Qu’est-ce que cela signifie en réalité lorsque seulement 1,9% des votants décident du destin d’une ville entière? Ces décisions sont-elles réellement légitimes? «À la fin, c’est la décision des électeurs. Ils ont opté pour l’assemblée communale, explique Andreas Ladner, professeur à l’École supérieure d’administration publique de l’Université de Lausanne. En ce qui concerne les questions factuelles, je ne pense pas que les chiffres de participation constituent un problème.»

Le problème se pose toutefois quand il s’agit de questions telles que la fusion de deux communes, des changements dans la constitution ou des modifications dans les règlements locaux. «D’un point de vue démocratique, des questions centrales telles que l’organisation d’une société devraient être tranchées par un cercle plus large et dans les urnes», estime Andreas Ladner.

Dans ces cas, le politologue estime que les votations populaires devraient automatiquement remplacer l’assemblée communale. Le seul problème est que cet automatisme n’est pas prévu dans les règlements de Rapperswil sur lesquels l’assemblée à la haute main. Seuls les référendums et les projets dépassant un certain montant sont soumis en votation populaire.

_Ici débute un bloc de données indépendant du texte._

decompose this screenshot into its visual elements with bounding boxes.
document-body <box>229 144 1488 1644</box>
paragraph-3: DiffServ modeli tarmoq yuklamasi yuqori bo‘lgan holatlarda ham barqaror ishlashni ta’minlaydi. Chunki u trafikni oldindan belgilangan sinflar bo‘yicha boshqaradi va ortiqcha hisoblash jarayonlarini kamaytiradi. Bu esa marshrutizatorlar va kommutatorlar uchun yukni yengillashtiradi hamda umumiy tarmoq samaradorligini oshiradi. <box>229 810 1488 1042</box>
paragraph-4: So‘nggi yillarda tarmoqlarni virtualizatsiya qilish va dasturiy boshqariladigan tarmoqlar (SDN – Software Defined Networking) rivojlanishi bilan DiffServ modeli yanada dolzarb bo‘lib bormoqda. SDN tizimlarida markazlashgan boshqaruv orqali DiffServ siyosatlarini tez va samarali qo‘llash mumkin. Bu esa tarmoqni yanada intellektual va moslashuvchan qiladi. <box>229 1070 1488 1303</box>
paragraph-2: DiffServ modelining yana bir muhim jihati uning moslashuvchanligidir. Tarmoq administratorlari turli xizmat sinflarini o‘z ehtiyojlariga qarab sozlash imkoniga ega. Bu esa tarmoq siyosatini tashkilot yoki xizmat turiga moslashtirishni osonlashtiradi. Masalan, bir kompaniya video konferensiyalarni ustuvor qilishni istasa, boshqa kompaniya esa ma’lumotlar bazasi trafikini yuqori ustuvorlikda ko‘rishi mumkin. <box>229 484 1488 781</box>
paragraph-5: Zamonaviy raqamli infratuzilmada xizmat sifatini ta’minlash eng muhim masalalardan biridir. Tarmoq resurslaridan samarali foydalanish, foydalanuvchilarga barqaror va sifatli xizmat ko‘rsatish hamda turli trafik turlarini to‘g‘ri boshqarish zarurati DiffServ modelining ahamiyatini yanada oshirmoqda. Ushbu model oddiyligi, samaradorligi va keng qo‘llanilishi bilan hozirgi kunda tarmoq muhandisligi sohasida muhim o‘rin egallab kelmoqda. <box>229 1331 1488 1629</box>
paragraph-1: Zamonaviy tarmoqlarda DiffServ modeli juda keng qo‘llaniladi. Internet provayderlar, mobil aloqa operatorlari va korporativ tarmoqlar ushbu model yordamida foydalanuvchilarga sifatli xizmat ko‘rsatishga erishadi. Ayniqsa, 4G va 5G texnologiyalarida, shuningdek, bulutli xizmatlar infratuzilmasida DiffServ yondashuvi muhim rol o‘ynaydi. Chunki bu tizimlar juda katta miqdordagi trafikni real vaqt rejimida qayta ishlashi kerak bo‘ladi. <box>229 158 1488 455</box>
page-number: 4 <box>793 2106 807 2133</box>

Andreas Ladner souligne encore l’importance de disposer de comités de surveillance solides et compétents. Ils sont généralement composés de membres élus qui supervisent le travail du pouvoir exécutif et de l’administration. Tout comme dans de nombreuses autres communes suisses, un comité de contrôle de sept membres entreprend cette tâche à Rapperswil-Jona. Le comité vérifie si tout est mis en pratique comme le conseil municipal l’a présenté au public.

Plates-formes informelles

Après le rejet de l’idée de parlement, Rapperswil-Jona a cherché une «troisième option», comme l’explique le maire. La commune a pensé au forum de la ville, un organisme informel auquel appartiennent les associations et les partis. Le forum de la ville n’a pas de légitimité démocratique, ce qui signifie que ses suggestions et idées ne sont pas contraignantes pour le Conseil municipal.

«Nous savons que nous avons besoin de plates-formes pour que les gens se fassent leurs opinions», explique Martin Stöckling. La participation des gens est et reste importante. «Nous essayons de trouver de nouvelles formes de consultations et de participations que nous aimerions utiliser pour l’urbanisme.»